抗体検査は人の血液に含まれるウイルスへの免疫反応で作られる物質、「抗体」の有無を調べる検査で、検査の時点で症状がなくてもその人が過去に感染したことがあるかどうかを知ることができます。
新型コロナウイルスの感染者が24万7000人余りとアメリカで最も多いニューヨーク州では、20日、住民を対象にした抗体検査が始まりました。
対象となるのは無作為に選ばれた住民3000人で、地域の食料品店などに検査所が設けられ、指から血液を採取します。
州の保健当局によりますと1週間ほどで結果がわかるということです。
クオモ知事は「検査の結果から実際に感染した人の人口に対する割合がわかり、これらの人は当面、ウイルスへの免疫があると考えられる。外出制限の緩和や経済活動再開の時期を判断する上でのデータになる」としています。

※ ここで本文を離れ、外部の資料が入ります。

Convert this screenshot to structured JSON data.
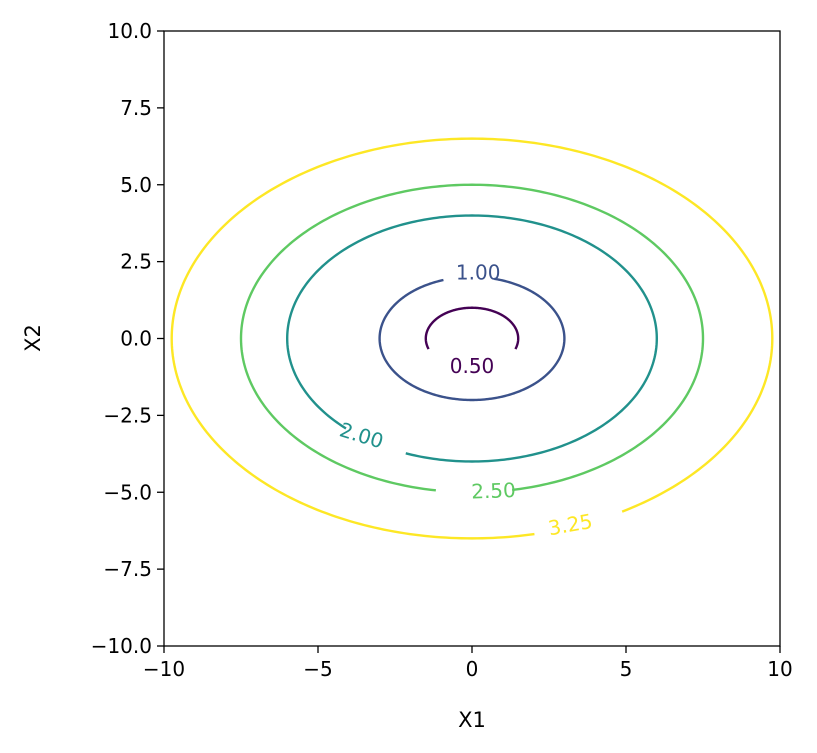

抗体検査は全米各地で始まっていますが、WHO=世界保健機関の専門家は「抗体のある人が再び感染しないかは誰にもわからない」と述べ、新型コロナウイルスの抗体や免疫に関しては不明な点が多いと指摘していて、検査結果が政策判断にどう活用されるか注目が集まっています。
ヨーロッパ 国によって判断分かれる
抗体検査をめぐってヨーロッパでは国によって判断が分かれています。
このうちオランダは抗体検査の導入に積極的で、国の保健機関、オランダ公衆衛生環境研究所は先月、子どもを含むおよそ6000人を対象に抗体の研究を始めたと発表しました。
研究では3年前に国内で行った血液検査のサンプルと、同じ対象者から新たに採取した血液を比較するということで、どれだけの割合の人が抗体を獲得したかが把握できるとしています。

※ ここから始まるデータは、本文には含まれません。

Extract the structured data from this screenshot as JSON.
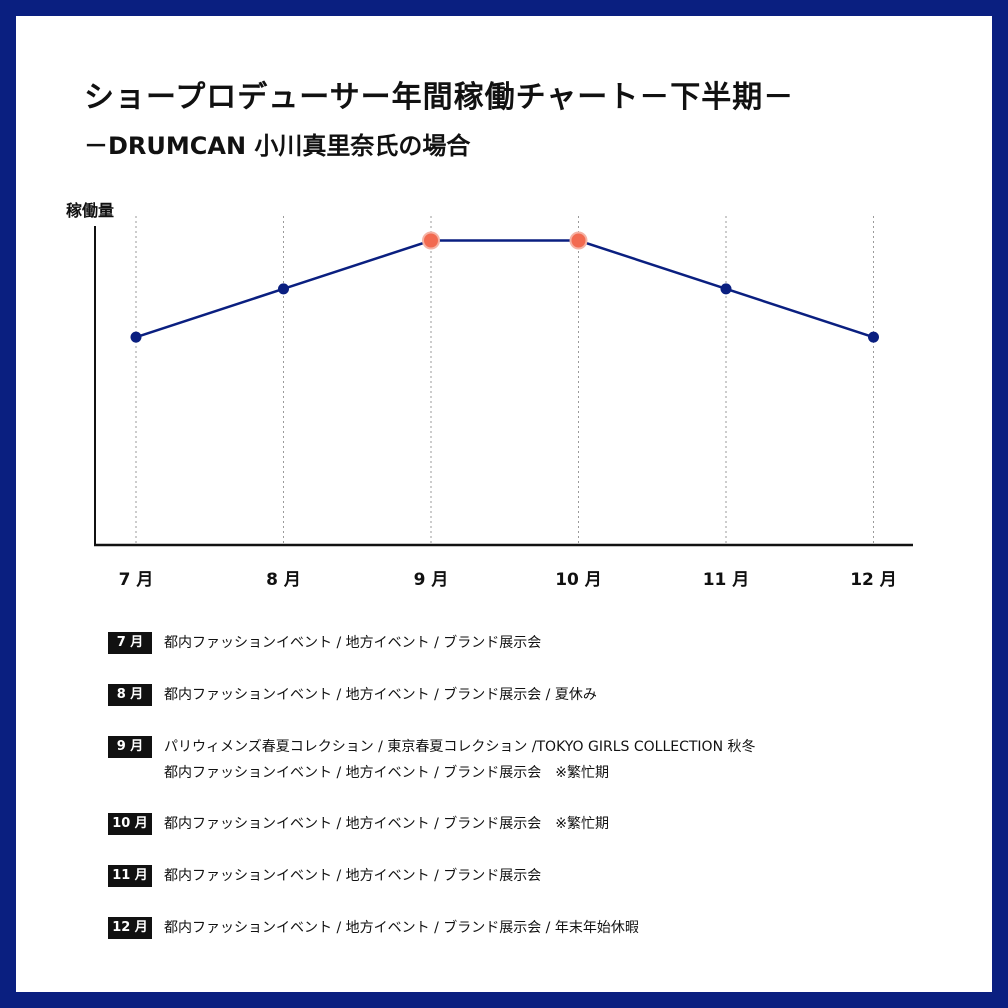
{
  "title": "ショープロデューサー年間稼働チャート－下半期－",
  "subtitle": "－DRUMCAN 小川真里奈氏の場合",
  "colors": {
    "frame": "#0a1f80",
    "line": "#0a1f80",
    "highlight_fill": "#f26a50",
    "highlight_stroke": "#f5b2a4"
  },
  "chart_data": {
    "type": "line",
    "ylabel": "稼働量",
    "xlabel": "",
    "categories": [
      "7 月",
      "8 月",
      "9 月",
      "10 月",
      "11 月",
      "12 月"
    ],
    "values": [
      2,
      3,
      4,
      4,
      3,
      2
    ],
    "highlighted": [
      false,
      false,
      true,
      true,
      false,
      false
    ],
    "ylim": [
      -2.3,
      4.3
    ],
    "grid": "vertical dotted lines at each month",
    "legend": "none"
  },
  "schedule": [
    {
      "month": "7 月",
      "lines": [
        "都内ファッションイベント / 地方イベント / ブランド展示会"
      ]
    },
    {
      "month": "8 月",
      "lines": [
        "都内ファッションイベント / 地方イベント / ブランド展示会 / 夏休み"
      ]
    },
    {
      "month": "9 月",
      "lines": [
        "パリウィメンズ春夏コレクション / 東京春夏コレクション /TOKYO GIRLS COLLECTION 秋冬",
        "都内ファッションイベント / 地方イベント / ブランド展示会　※繁忙期"
      ]
    },
    {
      "month": "10 月",
      "lines": [
        "都内ファッションイベント / 地方イベント / ブランド展示会　※繁忙期"
      ]
    },
    {
      "month": "11 月",
      "lines": [
        "都内ファッションイベント / 地方イベント / ブランド展示会"
      ]
    },
    {
      "month": "12 月",
      "lines": [
        "都内ファッションイベント / 地方イベント / ブランド展示会 / 年末年始休暇"
      ]
    }
  ]
}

研究は1年半にわたって続けられ、抗体の有効な期間についても明らかになる可能性があるとしています。
また、オランダの血液バンクは今月上旬、18歳以上のおよそ7000人を対象に抗体検査を行いました。
これまでに対象者のおよそ6割について血液の分析が終了し、このうちおよそ3%の人に抗体ができていることが確認されたということです。
血液バンクは、来月にも同じ規模の検査を行ってさらに分析を進めるとともに、得られたデータについても政府に提供するとしています。
一方、イギリスは抗体検査の実施にはまだ時間がかかるとしているほか、フランスは慎重な姿勢を崩していません。
イギリス政府は抗体検査を実施する方針で、専門家グループが自宅で検査が簡単にできる検査キットの検証を進めていますが、実施に踏み切るほどの十分な結果は得られていないとしています。
このため、今の段階で抗体検査を進めれば国民が誤った認識を持つことになるとして実施にはまだ時間がかかるとしています。
また、フランス政府は抗体を持つことによって本当にウイルスに感染しないのか、抗体がどのくらいの期間有効なのかなど不明な点も多く、抗体検査の信頼性も高くないとして実施そのものに慎重な姿勢です。